With each passing year, the number of states beginning to weigh the potential impacts of AVs on the road (and the subsequent need for legislation) gradually increases. Here’s a quick overview of where, courtesy of the National Conference of State Legislatures:
“Nevada was the first state to authorize the operation of autonomous vehicles in 2011. Since then, 21 other states—Alabama, Arkansas, California, Colorado, Connecticut, Florida, Georgia, Illinois, Indiana, Louisiana, Michigan, New York, North Carolina, North Dakota, Pennsylvania, South Carolina, Tennessee, Texas, Utah, Virginia and Vermont—and Washington D.C. have passed legislation related to autonomous vehicles. Governors in Arizona, Delaware, Hawaii, Idaho, Maine, Massachusetts, Minnesota, Ohio, Washington and Wisconsin have issued executive orders related to autonomous vehicles.”

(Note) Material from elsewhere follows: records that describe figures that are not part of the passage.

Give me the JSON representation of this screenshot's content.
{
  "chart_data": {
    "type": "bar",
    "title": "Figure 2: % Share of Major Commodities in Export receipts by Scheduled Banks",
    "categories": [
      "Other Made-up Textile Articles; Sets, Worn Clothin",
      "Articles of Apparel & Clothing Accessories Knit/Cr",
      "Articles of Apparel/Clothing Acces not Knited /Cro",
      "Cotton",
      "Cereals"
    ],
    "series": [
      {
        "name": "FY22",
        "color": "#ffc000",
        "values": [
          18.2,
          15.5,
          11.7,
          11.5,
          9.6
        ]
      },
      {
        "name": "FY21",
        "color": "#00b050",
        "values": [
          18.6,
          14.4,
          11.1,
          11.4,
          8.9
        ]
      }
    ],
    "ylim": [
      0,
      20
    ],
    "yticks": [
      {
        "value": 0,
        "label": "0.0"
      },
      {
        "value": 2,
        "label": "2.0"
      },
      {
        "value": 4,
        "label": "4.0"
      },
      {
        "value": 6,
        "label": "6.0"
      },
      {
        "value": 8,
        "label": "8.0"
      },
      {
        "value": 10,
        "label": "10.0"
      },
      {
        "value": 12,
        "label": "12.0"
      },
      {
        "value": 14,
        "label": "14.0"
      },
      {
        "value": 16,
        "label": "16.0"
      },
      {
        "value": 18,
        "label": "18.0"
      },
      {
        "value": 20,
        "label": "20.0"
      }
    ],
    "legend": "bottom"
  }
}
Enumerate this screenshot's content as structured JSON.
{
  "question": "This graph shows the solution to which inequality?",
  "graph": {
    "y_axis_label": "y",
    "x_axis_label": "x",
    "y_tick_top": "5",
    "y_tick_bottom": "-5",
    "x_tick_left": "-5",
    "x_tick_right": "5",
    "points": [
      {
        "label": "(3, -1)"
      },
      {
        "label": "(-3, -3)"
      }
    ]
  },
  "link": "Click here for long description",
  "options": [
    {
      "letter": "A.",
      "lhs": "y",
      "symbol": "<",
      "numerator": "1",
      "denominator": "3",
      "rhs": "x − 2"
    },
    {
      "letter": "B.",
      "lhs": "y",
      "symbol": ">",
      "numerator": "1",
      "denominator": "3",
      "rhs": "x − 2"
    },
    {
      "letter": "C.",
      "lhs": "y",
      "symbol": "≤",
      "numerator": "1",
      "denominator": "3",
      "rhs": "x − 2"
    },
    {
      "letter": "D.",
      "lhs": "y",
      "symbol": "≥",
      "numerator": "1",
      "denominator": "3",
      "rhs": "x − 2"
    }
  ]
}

The Ethical Conversation Surrounding AVs
Of course, with the development of AV technology comes a host of ethical challenges and questions – such as how these vehicles should interact with human drivers when introduced to a mixed-traffic environment, the displacement of human works and subsequent economic impact of autonomous vehicles, and a myriad of other questions surrounding data privacy.
In the real world where autonomous vehicles have to interact with vehicles driven by humans on roads, there will always be complications that need to be addressed. For example, should autonomous vehicles automatically record and report illegal driving behavior from cars around them? Should they always yield to human-driven vehicles even when the other vehicle is in the wrong? Should autonomous vehicles have different speed limits and other safety rules that don’t apply to humans due to superior sensors and reaction times in AVs? Should they monitor and report driving behavior when human drivers opt to take control away from the autonomous driving system? Addressing questions like these is difficult and will likely take many years to work out.
Additionally, as the primary force behind development of autonomous vehicles is economic payoff in the form of displacing paid human drivers, in a real sense every AV that enters the road will be destroying a job. While this impact will start small and grow slowly, it will have real effects on ride sharing, taxis, and trucking sooner than many people think, which will force politicians and companies to face some uncomfortable choices between corporate profits and unemployment rates. There really isn’t yet any consensus on how to tackle this even though there are many possibilities (ex. A “robot tax”).
Looking forward, as this technology progresses, we can expect more clarity around these unanswered questions.
Global Players – Who is out there?
The clear global players in the AV industry outside of the USA reside in China with rapidly developing companies in Europe.
In China, one of the three main players, AutoX, is backed by the ‘Amazon of China’, Alibaba and led by a former Princeton Professor, Jianxiong Xiao. AutoX recently (December 2020) tested a fully driverless Fiat Chrysler Pacifica robotaxi without remote operation ties on the streets of Shenzhen. Their fleet of 25 vehicles marks the first time a driverless vehicle with no remote operation intervention or co-pilot has been allowed to operate with government approval unrestricted. In total AutoX also has an additional 100 vehicles which have a human ‘co-pilot’ for their ride hailing robotaxi services.
Didi, an Uber/Lyft styled service operates and offers free rides with its AV fleet within areas of Shanghai. Quite different from the recent AutoX test, Didi’s vehicles however do not operate without a co-pilot.
Baidu, possibly AutoX’s largest competitor, is offering dedicated driver AV experiences in Beijing. Baidu has the added benefit of being China’s tech giant and on the forefront of emerging evolutions in the field and like Didi operate only with a human co-pilot.